In yet another effort at conspiracy theorizing, Glenn Beck placed his target squarely on environmental cultists who are sterilizing your drinking water and limiting your energy use though secret control of your thermostat. No, really -- he even complained that pro-choice activists have not protested non-existent laws prohibiting more than “one child per family.” But his real victim was Victorian literature.
It all began when Beck realized that these enviro-cultists were taking over government to establish a utopia with fewer humans, more polar bears, and government control of a woman's uterus. But the real fun began when Beck decided to cite Dickens to emphasize his point:
BECK: We don't know what this ultimate utopia will be, but as we approach Christmas this year, the climate cult, to me, is looking more and more like Scrooge. I believe it was Scrooge -- you know, before the change and the Tiny Tim, “I'd like more please” -- I think it was before all of that, when Charles Dickens wrote the words for Scrooge's mouth, “Well, if we all are going to die anyway, perhaps we had better do it and decrease the surplus population.” I, for one, don't believe there's a surplus population. How about you?

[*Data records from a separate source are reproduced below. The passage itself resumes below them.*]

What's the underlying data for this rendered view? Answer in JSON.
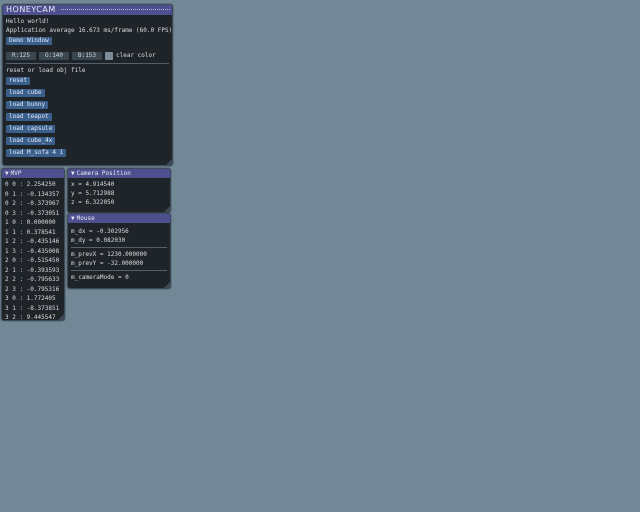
{
  "main_window": {
    "title": "HONEYCAM",
    "hello": "Hello world!",
    "perf": "Application average 16.673 ms/frame (60.0 FPS)",
    "demo_button": "Demo Window",
    "color": {
      "r": "R:125",
      "g": "G:140",
      "b": "B:153",
      "swatch": "#7d8c99",
      "label": "clear color"
    },
    "reset_label": "reset or load obj file",
    "buttons": [
      "reset",
      "load cube",
      "load bunny",
      "load teapot",
      "load capsule",
      "load cube_4x",
      "load M_sofa 4 1"
    ]
  },
  "mvp_window": {
    "title": "MVP",
    "rows": [
      "0 0 : 2.254250",
      "0 1 : -0.134357",
      "0 2 : -0.373967",
      "0 3 : -0.373051",
      "1 0 : 0.000000",
      "1 1 : 0.378541",
      "1 2 : -0.435146",
      "1 3 : -0.435008",
      "2 0 : -0.515450",
      "2 1 : -0.393593",
      "2 2 : -0.795633",
      "2 3 : -0.795316",
      "3 0 : 1.772405",
      "3 1 : -8.373851",
      "3 2 : 9.445547",
      "3 3 : 9.448457"
    ]
  },
  "camera_window": {
    "title": "Camera Position",
    "x": "x = 4.914540",
    "y": "y = 5.712988",
    "z": "z = 6.322050"
  },
  "mouse_window": {
    "title": "Mouse",
    "dx": "m_dx = -0.302956",
    "dy": "m_dy = 0.082030",
    "prevx": "m_prevX = 1230.000000",
    "prevy": "m_prevY = -32.000000",
    "cammode": "m_cameraMode = 0"
  }
}
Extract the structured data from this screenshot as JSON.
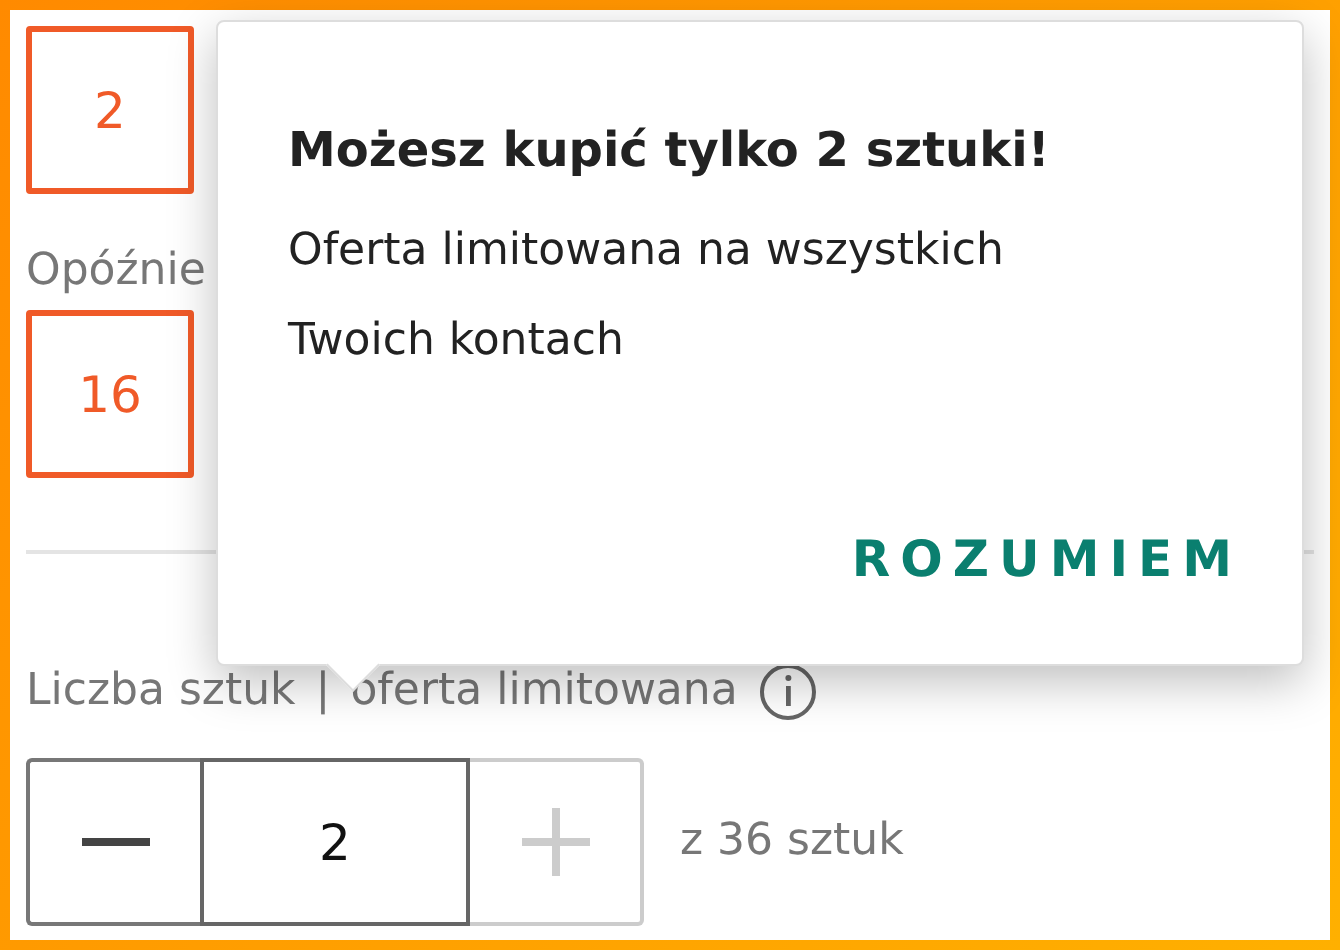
{
  "fields": [
    {
      "value": "2"
    },
    {
      "label": "Opóźnie",
      "value": "16"
    }
  ],
  "quantity": {
    "label": "Liczba sztuk",
    "separator": "|",
    "note": "oferta limitowana",
    "buttons": [
      {
        "kind": "minus",
        "disabled": false
      },
      {
        "kind": "plus",
        "disabled": true
      }
    ],
    "value": "2",
    "total": "z 36 sztuk"
  },
  "popover": {
    "title": "Możesz kupić tylko 2 sztuki!",
    "body": "Oferta limitowana na wszystkich Twoich kontach",
    "button": "ROZUMIEM"
  }
}
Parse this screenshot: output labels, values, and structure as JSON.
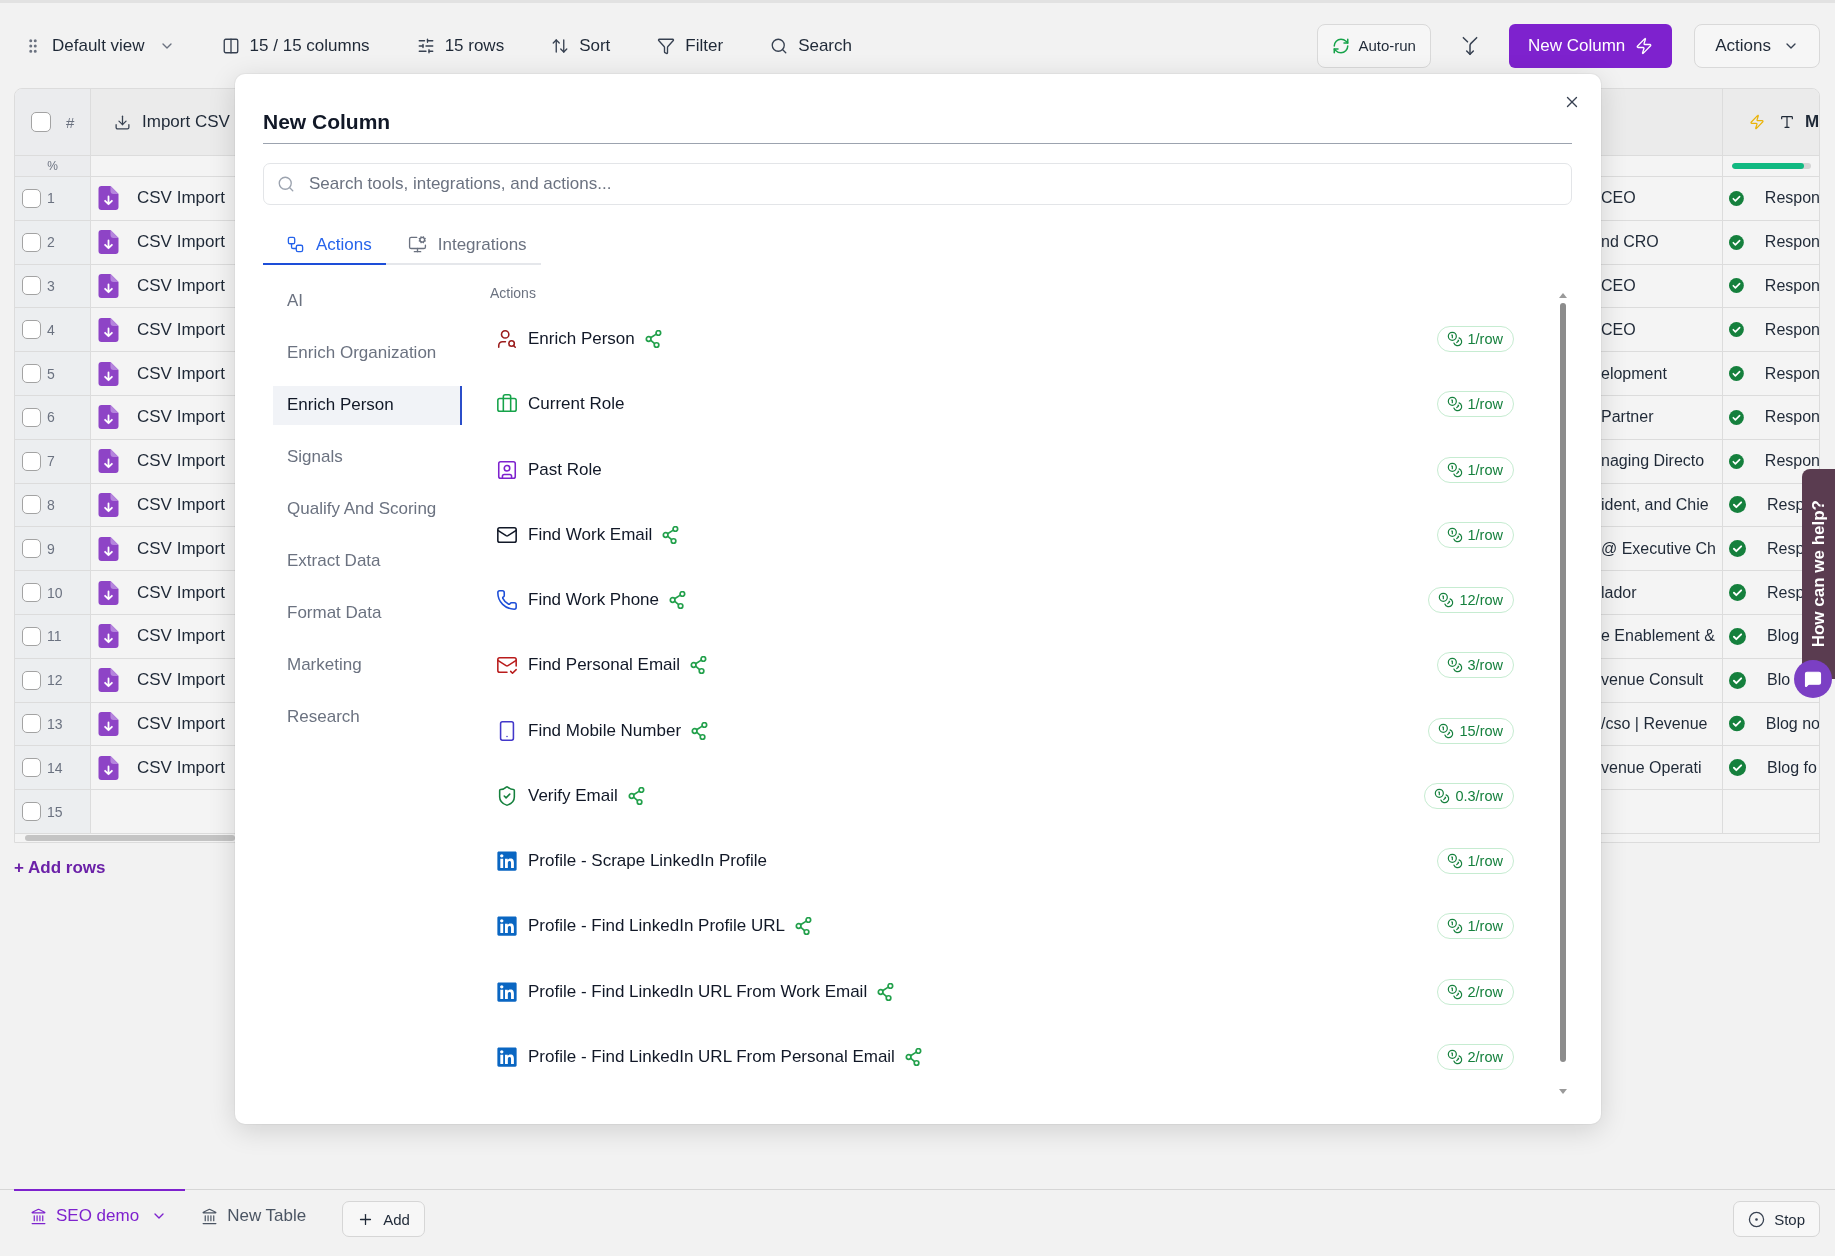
{
  "toolbar": {
    "view": {
      "label": "Default view"
    },
    "items": [
      {
        "kind": "columns",
        "label": "15 / 15 columns"
      },
      {
        "kind": "rows",
        "label": "15 rows"
      },
      {
        "kind": "sort",
        "label": "Sort"
      },
      {
        "kind": "filter",
        "label": "Filter"
      },
      {
        "kind": "search",
        "label": "Search"
      }
    ],
    "auto_run": "Auto-run",
    "new_column": "New Column",
    "actions": "Actions"
  },
  "table": {
    "header": {
      "select_all": {
        "checked": false
      },
      "number": "#",
      "source": "Import CSV",
      "column_4": "M",
      "progress_label": "%",
      "column_4_progress": {
        "level": 0.91
      }
    },
    "rows": [
      {
        "number": "1",
        "checked": false,
        "source": "CSV Import",
        "column_3": "CEO",
        "column_4": {
          "done": true,
          "text": "Respon"
        }
      },
      {
        "number": "2",
        "checked": false,
        "source": "CSV Import",
        "column_3": "nd CRO",
        "column_4": {
          "done": true,
          "text": "Respon"
        }
      },
      {
        "number": "3",
        "checked": false,
        "source": "CSV Import",
        "column_3": "CEO",
        "column_4": {
          "done": true,
          "text": "Respon"
        }
      },
      {
        "number": "4",
        "checked": false,
        "source": "CSV Import",
        "column_3": "CEO",
        "column_4": {
          "done": true,
          "text": "Respon"
        }
      },
      {
        "number": "5",
        "checked": false,
        "source": "CSV Import",
        "column_3": "elopment",
        "column_4": {
          "done": true,
          "text": "Respon"
        }
      },
      {
        "number": "6",
        "checked": false,
        "source": "CSV Import",
        "column_3": "Partner",
        "column_4": {
          "done": true,
          "text": "Respon"
        }
      },
      {
        "number": "7",
        "checked": false,
        "source": "CSV Import",
        "column_3": "naging Directo",
        "column_4": {
          "done": true,
          "text": "Respon"
        }
      },
      {
        "number": "8",
        "checked": false,
        "source": "CSV Import",
        "column_3": "ident, and Chie",
        "column_4": {
          "done": true,
          "text": "Resp"
        }
      },
      {
        "number": "9",
        "checked": false,
        "source": "CSV Import",
        "column_3": "@ Executive Ch",
        "column_4": {
          "done": true,
          "text": "Resp"
        }
      },
      {
        "number": "10",
        "checked": false,
        "source": "CSV Import",
        "column_3": "lador",
        "column_4": {
          "done": true,
          "text": "Resp"
        }
      },
      {
        "number": "11",
        "checked": false,
        "source": "CSV Import",
        "column_3": "e Enablement &",
        "column_4": {
          "done": true,
          "text": "Blog"
        }
      },
      {
        "number": "12",
        "checked": false,
        "source": "CSV Import",
        "column_3": "venue Consult",
        "column_4": {
          "done": true,
          "text": "Blo"
        }
      },
      {
        "number": "13",
        "checked": false,
        "source": "CSV Import",
        "column_3": "/cso | Revenue",
        "column_4": {
          "done": true,
          "text": "Blog no"
        }
      },
      {
        "number": "14",
        "checked": false,
        "source": "CSV Import",
        "column_3": "venue Operati",
        "column_4": {
          "done": true,
          "text": "Blog fo"
        }
      },
      {
        "number": "15",
        "checked": false
      }
    ]
  },
  "add_rows": "+ Add rows",
  "new_column_dialog": {
    "title": "New Column",
    "search": {
      "placeholder": "Search tools, integrations, and actions..."
    },
    "tabs": [
      {
        "label": "Actions",
        "selected": true
      },
      {
        "label": "Integrations",
        "selected": false
      }
    ],
    "categories": [
      {
        "label": "AI",
        "selected": false
      },
      {
        "label": "Enrich Organization",
        "selected": false
      },
      {
        "label": "Enrich Person",
        "selected": true
      },
      {
        "label": "Signals",
        "selected": false
      },
      {
        "label": "Qualify And Scoring",
        "selected": false
      },
      {
        "label": "Extract Data",
        "selected": false
      },
      {
        "label": "Format Data",
        "selected": false
      },
      {
        "label": "Marketing",
        "selected": false
      },
      {
        "label": "Research",
        "selected": false
      }
    ],
    "section_title": "Actions",
    "actions": [
      {
        "label": "Enrich Person",
        "workflow_icon": true,
        "cost": "1/row"
      },
      {
        "label": "Current Role",
        "workflow_icon": false,
        "cost": "1/row"
      },
      {
        "label": "Past Role",
        "workflow_icon": false,
        "cost": "1/row"
      },
      {
        "label": "Find Work Email",
        "workflow_icon": true,
        "cost": "1/row"
      },
      {
        "label": "Find Work Phone",
        "workflow_icon": true,
        "cost": "12/row"
      },
      {
        "label": "Find Personal Email",
        "workflow_icon": true,
        "cost": "3/row"
      },
      {
        "label": "Find Mobile Number",
        "workflow_icon": true,
        "cost": "15/row"
      },
      {
        "label": "Verify Email",
        "workflow_icon": true,
        "cost": "0.3/row"
      },
      {
        "label": "Profile - Scrape LinkedIn Profile",
        "workflow_icon": false,
        "cost": "1/row"
      },
      {
        "label": "Profile - Find LinkedIn Profile URL",
        "workflow_icon": true,
        "cost": "1/row"
      },
      {
        "label": "Profile - Find LinkedIn URL From Work Email",
        "workflow_icon": true,
        "cost": "2/row"
      },
      {
        "label": "Profile - Find LinkedIn URL From Personal Email",
        "workflow_icon": true,
        "cost": "2/row"
      }
    ]
  },
  "help_widget": {
    "label": "How can we help?"
  },
  "bottom_bar": {
    "tables": [
      {
        "label": "SEO demo",
        "selected": true
      },
      {
        "label": "New Table",
        "selected": false
      }
    ],
    "add": "Add",
    "stop": "Stop"
  }
}
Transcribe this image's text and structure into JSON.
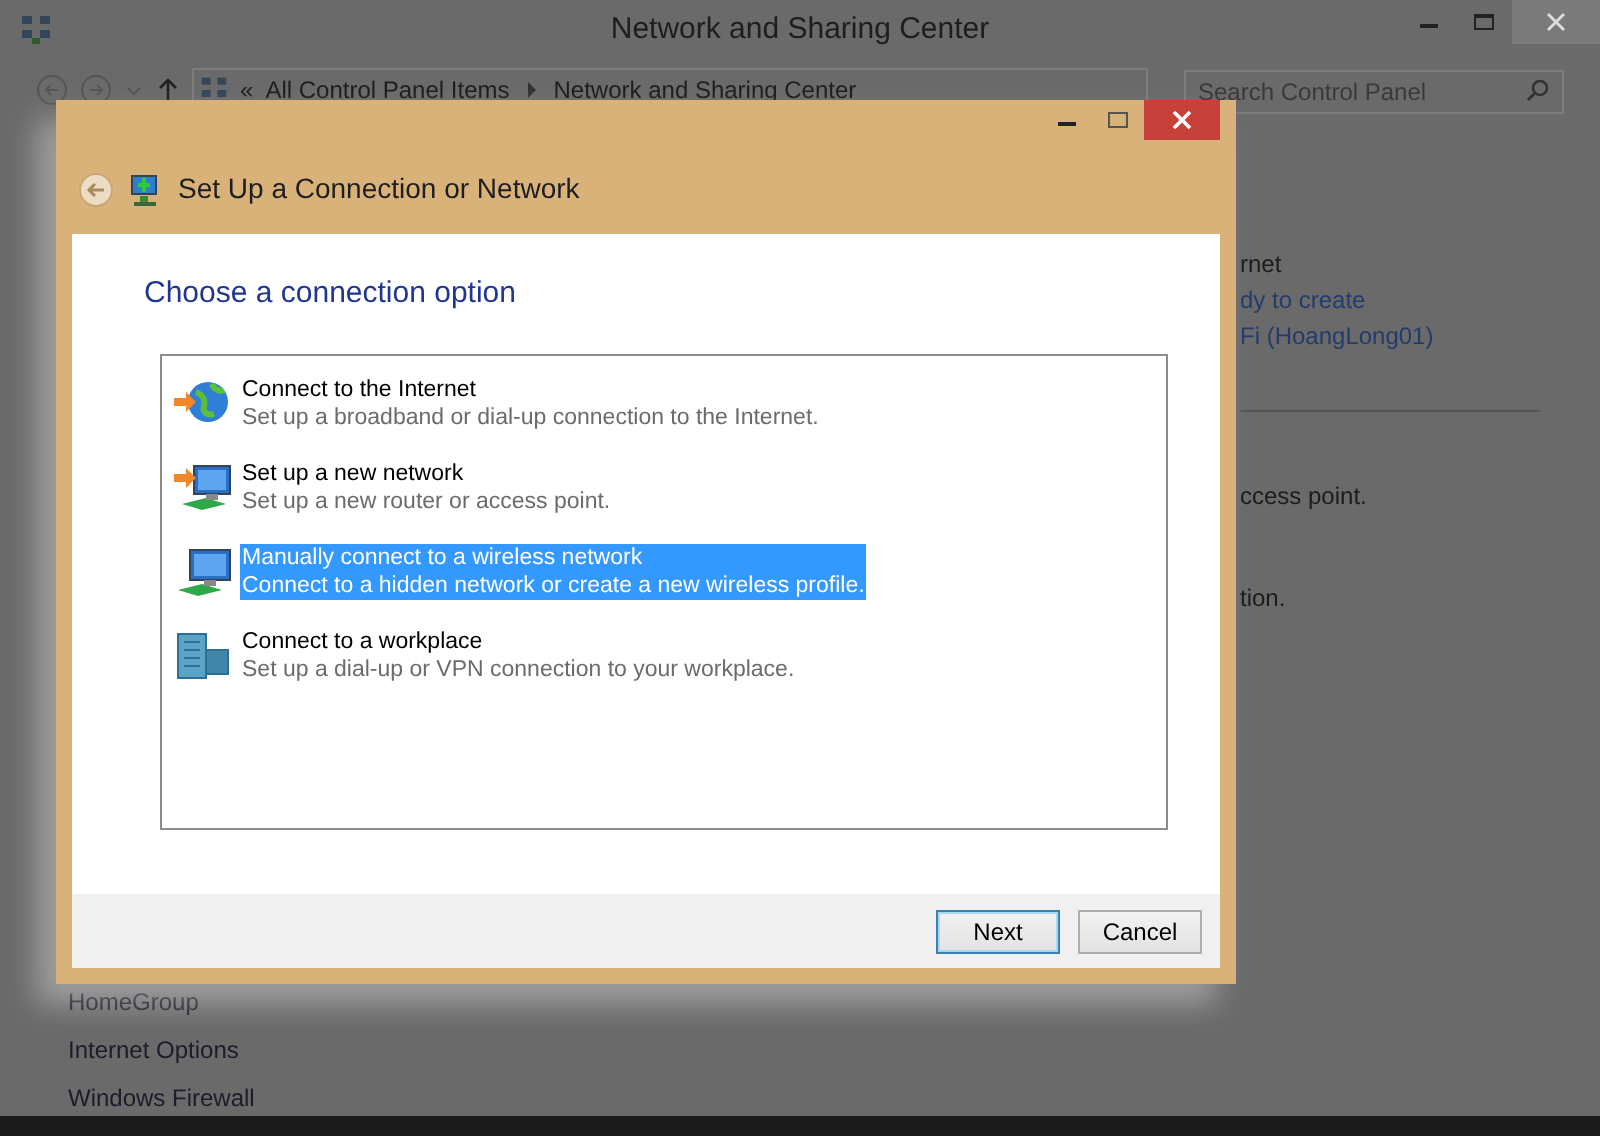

Now, it's possible that Beck owns a Charles Dickens anthology that contains both Tiny Tim and the phrase “I'd like more please.” Actually, that's technically not possible. But an anthology might have both Tiny Tim and the phrase, “Please, sir, I want some more.” Those words would, of course, be spoken by Oliver Twist, the epyonymous orphan in Dickens' novel, not Tiny Tim, perhaps best recalled for appending his father's Christmas toast by exclaiming, “God bless us every one.”
See, contrary to Beck's mistelling of A Christmas Carol, Scrooge did not change after Tiny Tim's brave call for more in the face of want; it was Tiny Tim's expression of being blessed despite his family's obvious want that moved Scrooge.
But having proved allergic to the rules of spelling and children's games, I suppose we can't expect Beck to stay within the universe of a single piece of literature to make his point.